Satu Maret, DPR RI Akan Dikepung Satu Juta Massa

 

Satu Maret DPR RI akan Dikepung Satu Juta Massa

Jakarta – Presidium Pejuang Perubahan Indonesia akan mengadakan demo besar-besaran pada tanggal 1 Maret nanti menentang hasil Pemilu 2024 karena telah terjadi kecurangan. Akan menurunkan sepuluh ribu massa dengan Panglima Ust. Eka Jaya (PEJABAT) dengan inisiator oleh Isra Sanaki (Ketum BKNDI).

Awak media berkesempatan mewawancarai, Ust Eka Jaya selaku Ketua Umum Ormas PEJABAT (Pengacara Jawara dan Umat) mengatakan acara ini merupakan konsolidasi atau persiapan semua untuk menjelang hari H.

“Sementara strategi rahasia, nantinya massa yang hadir rencanaya satu juta orang atau minimal setengahnya seperti di JIS (Jakarta Internasional Stadion),” ujarnya.

“Konsolidasi Ormas simpul serta masyarakat kemungkinan juga relawan simpatisan dari 03 bergabung,”bebernya.

“Berharap DPR menjalankan fungsinya melaksanakan hak angket atau lainnya,” sambungnya, muncul dari anggota dewan agar kecurangan Pemilu ini dapat dituntaskan,” tuturnya.

“Saat ini koalisi Amin solid, seperti pada beberapa waktu lalu para Sekjen (Sekretaris Jenderal) bertemu. Untuk PPP Insya Allah akan bergabung tinggal berbagi tugas para Ormas, simpul, simpatisan dan lain lain ada juga yang sowan ke PDI P untuk support. Bahwa Ganjar yang menginisiasi (usul) angket kami menyambut saja,” tambahnya.

Aksi rakyat gugat Pemilu 2024 beri maklumat untuk memprotes dugaan kecurangan pemilu yang diduga melibatkan Presiden Joko Widodo atau Jokowi. Mereka menuntut pemakzulan Presiden Jokowi sebagai buntut dari kecurangan ini.

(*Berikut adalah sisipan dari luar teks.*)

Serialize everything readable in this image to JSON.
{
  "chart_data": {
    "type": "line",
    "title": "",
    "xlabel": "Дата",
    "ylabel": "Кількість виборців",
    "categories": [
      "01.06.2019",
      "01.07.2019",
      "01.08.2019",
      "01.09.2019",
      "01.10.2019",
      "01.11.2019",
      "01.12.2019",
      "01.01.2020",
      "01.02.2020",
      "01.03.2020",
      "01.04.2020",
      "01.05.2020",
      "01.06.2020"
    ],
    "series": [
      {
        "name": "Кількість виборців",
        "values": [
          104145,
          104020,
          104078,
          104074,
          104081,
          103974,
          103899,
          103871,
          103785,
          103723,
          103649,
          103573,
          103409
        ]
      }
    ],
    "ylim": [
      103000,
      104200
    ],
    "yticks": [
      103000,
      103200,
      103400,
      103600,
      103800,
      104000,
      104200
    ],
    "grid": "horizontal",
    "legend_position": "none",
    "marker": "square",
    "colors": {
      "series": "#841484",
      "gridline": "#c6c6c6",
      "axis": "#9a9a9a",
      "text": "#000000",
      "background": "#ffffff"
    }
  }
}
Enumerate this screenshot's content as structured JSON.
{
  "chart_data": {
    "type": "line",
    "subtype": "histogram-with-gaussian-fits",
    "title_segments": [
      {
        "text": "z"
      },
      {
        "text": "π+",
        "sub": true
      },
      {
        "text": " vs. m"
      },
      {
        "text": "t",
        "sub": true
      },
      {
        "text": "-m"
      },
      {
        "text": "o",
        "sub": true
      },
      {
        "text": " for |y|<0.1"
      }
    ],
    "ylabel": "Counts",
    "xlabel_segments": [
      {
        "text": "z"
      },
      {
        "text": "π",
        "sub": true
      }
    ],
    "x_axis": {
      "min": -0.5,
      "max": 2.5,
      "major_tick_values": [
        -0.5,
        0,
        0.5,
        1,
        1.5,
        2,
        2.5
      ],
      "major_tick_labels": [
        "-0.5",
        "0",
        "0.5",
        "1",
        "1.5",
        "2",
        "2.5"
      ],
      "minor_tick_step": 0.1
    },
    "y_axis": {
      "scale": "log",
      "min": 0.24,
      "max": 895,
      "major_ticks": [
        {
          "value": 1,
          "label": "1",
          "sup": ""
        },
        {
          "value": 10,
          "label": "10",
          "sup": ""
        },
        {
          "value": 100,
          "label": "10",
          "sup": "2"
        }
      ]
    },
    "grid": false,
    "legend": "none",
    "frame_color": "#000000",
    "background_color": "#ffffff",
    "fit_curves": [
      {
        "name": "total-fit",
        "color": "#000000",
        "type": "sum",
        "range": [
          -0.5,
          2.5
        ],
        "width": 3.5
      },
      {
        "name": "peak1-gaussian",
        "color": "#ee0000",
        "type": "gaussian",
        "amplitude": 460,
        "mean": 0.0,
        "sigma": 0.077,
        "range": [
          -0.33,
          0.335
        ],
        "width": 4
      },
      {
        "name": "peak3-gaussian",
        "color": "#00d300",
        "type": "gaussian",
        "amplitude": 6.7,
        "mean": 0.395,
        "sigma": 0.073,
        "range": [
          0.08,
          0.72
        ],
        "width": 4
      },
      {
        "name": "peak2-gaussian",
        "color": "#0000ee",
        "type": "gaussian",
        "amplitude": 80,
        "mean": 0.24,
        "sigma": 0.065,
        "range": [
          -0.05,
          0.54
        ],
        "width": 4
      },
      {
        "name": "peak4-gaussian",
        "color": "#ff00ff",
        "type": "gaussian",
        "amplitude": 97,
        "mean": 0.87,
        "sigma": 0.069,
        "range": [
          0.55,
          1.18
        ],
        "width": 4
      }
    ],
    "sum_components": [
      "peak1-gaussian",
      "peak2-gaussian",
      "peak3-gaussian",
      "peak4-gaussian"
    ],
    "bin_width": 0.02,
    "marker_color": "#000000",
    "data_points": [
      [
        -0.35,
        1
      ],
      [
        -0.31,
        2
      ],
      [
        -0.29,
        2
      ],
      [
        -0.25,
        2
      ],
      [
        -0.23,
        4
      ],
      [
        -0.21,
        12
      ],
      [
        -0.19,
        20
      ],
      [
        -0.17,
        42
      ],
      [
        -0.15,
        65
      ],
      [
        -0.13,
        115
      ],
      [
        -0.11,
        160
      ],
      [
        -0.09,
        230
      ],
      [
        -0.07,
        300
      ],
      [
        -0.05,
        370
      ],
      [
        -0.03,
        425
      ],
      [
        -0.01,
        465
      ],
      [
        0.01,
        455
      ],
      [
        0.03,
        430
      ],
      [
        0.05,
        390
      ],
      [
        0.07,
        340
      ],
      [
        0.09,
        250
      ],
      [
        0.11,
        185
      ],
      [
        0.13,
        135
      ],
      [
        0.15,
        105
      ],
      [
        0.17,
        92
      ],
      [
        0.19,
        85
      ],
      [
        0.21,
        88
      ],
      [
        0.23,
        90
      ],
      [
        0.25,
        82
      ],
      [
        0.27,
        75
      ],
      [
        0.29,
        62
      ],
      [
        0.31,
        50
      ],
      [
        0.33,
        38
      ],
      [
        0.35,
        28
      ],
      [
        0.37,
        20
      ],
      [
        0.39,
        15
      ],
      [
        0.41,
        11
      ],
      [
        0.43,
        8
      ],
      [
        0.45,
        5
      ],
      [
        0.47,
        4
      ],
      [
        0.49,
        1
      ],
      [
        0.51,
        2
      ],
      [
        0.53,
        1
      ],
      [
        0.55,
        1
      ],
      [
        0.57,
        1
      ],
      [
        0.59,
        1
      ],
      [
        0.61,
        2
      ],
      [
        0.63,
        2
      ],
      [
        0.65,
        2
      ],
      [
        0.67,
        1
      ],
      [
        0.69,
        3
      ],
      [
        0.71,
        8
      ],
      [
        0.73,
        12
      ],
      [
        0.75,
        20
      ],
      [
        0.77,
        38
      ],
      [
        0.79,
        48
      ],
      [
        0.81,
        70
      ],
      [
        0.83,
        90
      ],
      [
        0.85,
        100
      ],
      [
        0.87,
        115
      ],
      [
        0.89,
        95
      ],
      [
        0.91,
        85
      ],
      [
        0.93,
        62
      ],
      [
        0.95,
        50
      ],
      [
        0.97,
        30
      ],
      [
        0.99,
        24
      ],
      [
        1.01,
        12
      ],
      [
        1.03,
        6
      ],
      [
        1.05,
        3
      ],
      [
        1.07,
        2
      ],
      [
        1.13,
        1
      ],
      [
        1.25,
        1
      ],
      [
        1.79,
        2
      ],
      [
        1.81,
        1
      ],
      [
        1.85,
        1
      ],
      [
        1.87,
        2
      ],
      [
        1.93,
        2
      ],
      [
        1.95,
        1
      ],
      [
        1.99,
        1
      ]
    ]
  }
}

“Sementara itu, Tatang, sebagai Pejuang Demokrasi dan Penjaga Kedaulatan Rakyat mengatakan agar media jangan atau pernah mau mengikuti blok sebelah. Berjiwa jujur sesuai naluri pers menyuarakan yang benar dan yang salah tetap salah. Atas kedaulatan rakyat (demokrasi). Mereka telah merusak demokrasi dengan berbagai cara sehingga Pemilu tidak jujur dan adil Bahwa negara ini berdiri karena para pejuang untuk para perusak demokrasi tidak layak hidup. Saat ini mereka hanya meneruskan / melaksanakan tugas negara seperti KPU, Bawaslu dan lain lain tetapi tidak melaksanakan dengan baik mereka tidak layak hidup,” ujarnya.

“Bahwa azas demokrasi bagi partai politik belum berubah, walaupun UUD 45 sudah berapa kali di amandemen, UU No. 2/2008 dan UU No. 2/2011 partai politik menjalankan UUD 45 yang asli sesuai harkat / martabat energi kedaulatan rakyat, ” tambahnya.

Keberadaan hak angket memang diatur dalam Pasal 20A ayat (2) UUD 1945.

Ketentuan lebih lanjut tentang hak angket dituangkan dalam undang-undang, yakni undang-undang yang mengatur DPR, MPR, dan DPD.

Penggunaan hak angket yang selama ini dilakukan oleh DPR tidak ada satu pun yang terselesaikan sehingga penggunaannya kepada MK akan menambah buruk keadaan dan masalah MK.

Sementara itu, Sekretaris Jenderal (Sekjen) Sahabat Anis Nusantara RI 1 (SAN 1 ) Rafi Bawazier, mengatakan sangat mengapresiasi acara ini.
“Luar biasa, Nanti tanggal satu maret dari ormasnya akan menurunkan 10.000 orang. Bahwa Pemilu 2024 curang berharap kalangan masyarakat pendukung perubahan maju terus ke Gedung DPR RI, terkait perijinan sudah lengkap,” ujarnya.

Kegiatan yang bertempat di Jalan Pekayon I No. 17 Jakarta Selatan ini berlangsung meriah dihadiri ratusan orang dari berbagai relawan Ormas simpatisan dan lain -lain pada Minggu (24/2/2024).